Je tiens d’ailleurs à faire remarquer que seul 2 provinces ont un indice de migration interprovinciale positif: l’Alberta et la Colombie-Britannique. La migration interprovinciale du Québec est d’ailleurs inférieure à l’Ontario, avec un indice relatif. Il faut aussi noter que Terre-Neuve est la seule province ou territoire à avoir un taux de mortalité plus élevé que le nombre de naissances.

Rien n’est entièrement noir

Toutefois, tout ne va pas mal à Terre-Neuve. La pêche est encore en train d’être pratiquée, mais différement, grâce à des techniques d’aquaculture et d’élevage de poisson. En 2003, suite au moratoire, la province a commencé l’élevage de la morue franche, une variété capable de prendre du poids et arriver à maturité plus rapidement. Pour l’instant, les résultats commencent à peine à apparaître, mais l’élevage pourrait permettre d’assurer des revenus aux pêcheurs, dans un avenir relativement lointain. Il reste encore beaucoup de recherche à faire avant que l’on puisse compter sur cette technique d’élevage.

Pêches et océans Canada: La morue franche

Ailleurs dans l’océan: Islande

Il ne faut pas croire que la pêche à la morue était une histoire unique à Terre-Neuve et aux maritimes. La morue de l’Atlantique porte ce nom, car ses bancs se regroupent dans le Nord de l’Atlantique. Par contre, un autre pays qui dépendait de la pêche a décidé de faire un bras d’honneur au libre-marché, et la population de morue de la région est encore capable de survivre.

Après avoir chassé les bâteaux britanniques et d’Allemagne de l’Est, les Islandais furent très perplexes face à l’état de la population de morue dans la région. En 1984, ils instiguèrent un système de quota, afin de limiter la pêche à la morue et de permettre aux bancs de poisson de se regénérer adéquatement. Il était clair que la survie de la morue dans la région devait passer par une limitation de la pêche.

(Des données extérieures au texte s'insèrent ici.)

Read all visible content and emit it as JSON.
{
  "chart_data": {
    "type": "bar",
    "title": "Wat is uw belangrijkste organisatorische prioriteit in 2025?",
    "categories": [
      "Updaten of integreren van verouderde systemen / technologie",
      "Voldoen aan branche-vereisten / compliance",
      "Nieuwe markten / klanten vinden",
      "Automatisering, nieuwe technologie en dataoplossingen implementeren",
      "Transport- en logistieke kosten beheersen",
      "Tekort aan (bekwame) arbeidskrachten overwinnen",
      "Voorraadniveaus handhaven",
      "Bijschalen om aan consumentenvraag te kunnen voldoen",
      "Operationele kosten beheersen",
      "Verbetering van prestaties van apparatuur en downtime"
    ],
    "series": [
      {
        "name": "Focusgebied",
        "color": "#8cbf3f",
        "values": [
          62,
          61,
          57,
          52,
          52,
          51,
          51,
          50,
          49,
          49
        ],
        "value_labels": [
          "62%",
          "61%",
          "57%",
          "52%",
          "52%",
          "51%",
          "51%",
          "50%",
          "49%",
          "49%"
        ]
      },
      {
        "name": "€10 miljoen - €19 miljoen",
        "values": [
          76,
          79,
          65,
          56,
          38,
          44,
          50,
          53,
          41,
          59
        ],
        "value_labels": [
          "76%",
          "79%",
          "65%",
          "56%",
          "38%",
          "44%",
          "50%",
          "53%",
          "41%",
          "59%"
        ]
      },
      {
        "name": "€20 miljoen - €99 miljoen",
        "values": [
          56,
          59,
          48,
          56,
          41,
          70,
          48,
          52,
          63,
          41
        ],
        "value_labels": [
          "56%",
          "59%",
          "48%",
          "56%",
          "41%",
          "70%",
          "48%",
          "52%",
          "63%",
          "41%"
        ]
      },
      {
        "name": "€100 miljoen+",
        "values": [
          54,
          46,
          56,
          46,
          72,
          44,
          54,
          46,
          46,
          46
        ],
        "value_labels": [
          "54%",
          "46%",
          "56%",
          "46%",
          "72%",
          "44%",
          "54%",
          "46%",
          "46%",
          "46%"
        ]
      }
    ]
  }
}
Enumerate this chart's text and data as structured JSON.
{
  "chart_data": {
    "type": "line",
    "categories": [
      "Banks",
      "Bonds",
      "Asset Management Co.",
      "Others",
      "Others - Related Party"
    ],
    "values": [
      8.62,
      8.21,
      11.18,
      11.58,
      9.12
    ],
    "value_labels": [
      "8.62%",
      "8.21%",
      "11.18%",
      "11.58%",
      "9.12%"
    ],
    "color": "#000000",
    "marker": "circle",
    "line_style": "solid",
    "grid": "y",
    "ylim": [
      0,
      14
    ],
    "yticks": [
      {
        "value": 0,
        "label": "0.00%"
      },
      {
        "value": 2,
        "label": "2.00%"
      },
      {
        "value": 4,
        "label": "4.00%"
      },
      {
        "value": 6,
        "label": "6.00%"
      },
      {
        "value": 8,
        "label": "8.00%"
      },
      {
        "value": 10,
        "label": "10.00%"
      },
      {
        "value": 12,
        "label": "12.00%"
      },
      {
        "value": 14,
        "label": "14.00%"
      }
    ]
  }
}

Maintenant, les pêcheurs prennent deux fois moins de morue qu’avant l’arrivée des quotas, mais ils en pêchent quand même. En 2004, alors que Terre-Neuve, la terre qui fut colonisée parce que l’Islande ne fournissait pas autant de morue, était sous moratoire dans le Nord de la région et la population de morue n’arrivait pas à se regénérer, du à une pêche commerciale suffoquante et des problèmes environnementaux; en Islande, on prévoyait pêcher 210 000 tonnes de morue. L’Islande pratique aussi l’élevage de morue en captivité.

Mais cette réussite ne fut pas obtenue sans de lourds affrontements avec des puissances internationales.

La Semaine verte (2003): « La morue en Islande »

La cod war
Plusieurs affrontements eurent lieu entre la marine Britannique et la garde côtière Islandaise.
Pour plus d’informations:

En conclusion, on essaie souvent de nous vanter les bienfaits du libre-marché. La vérité est que le libre-marché possède d’importants bénéfices, mais qu’il faut aussi faire preuve de rigueur quand on parle de quelque chose en informant aussi les gens sur les conséquences néfastes que de telles mesures ont eu dans le passé. La pratique de la surpêche a, par exemple, mis une population de morue en danger et a eu des conséquences énormes sur la région de Terre-Neuve, alors qu’une gestion plus éclairée en Islande leur a permis de continuer à prospérer avec des bancs de morue en santé.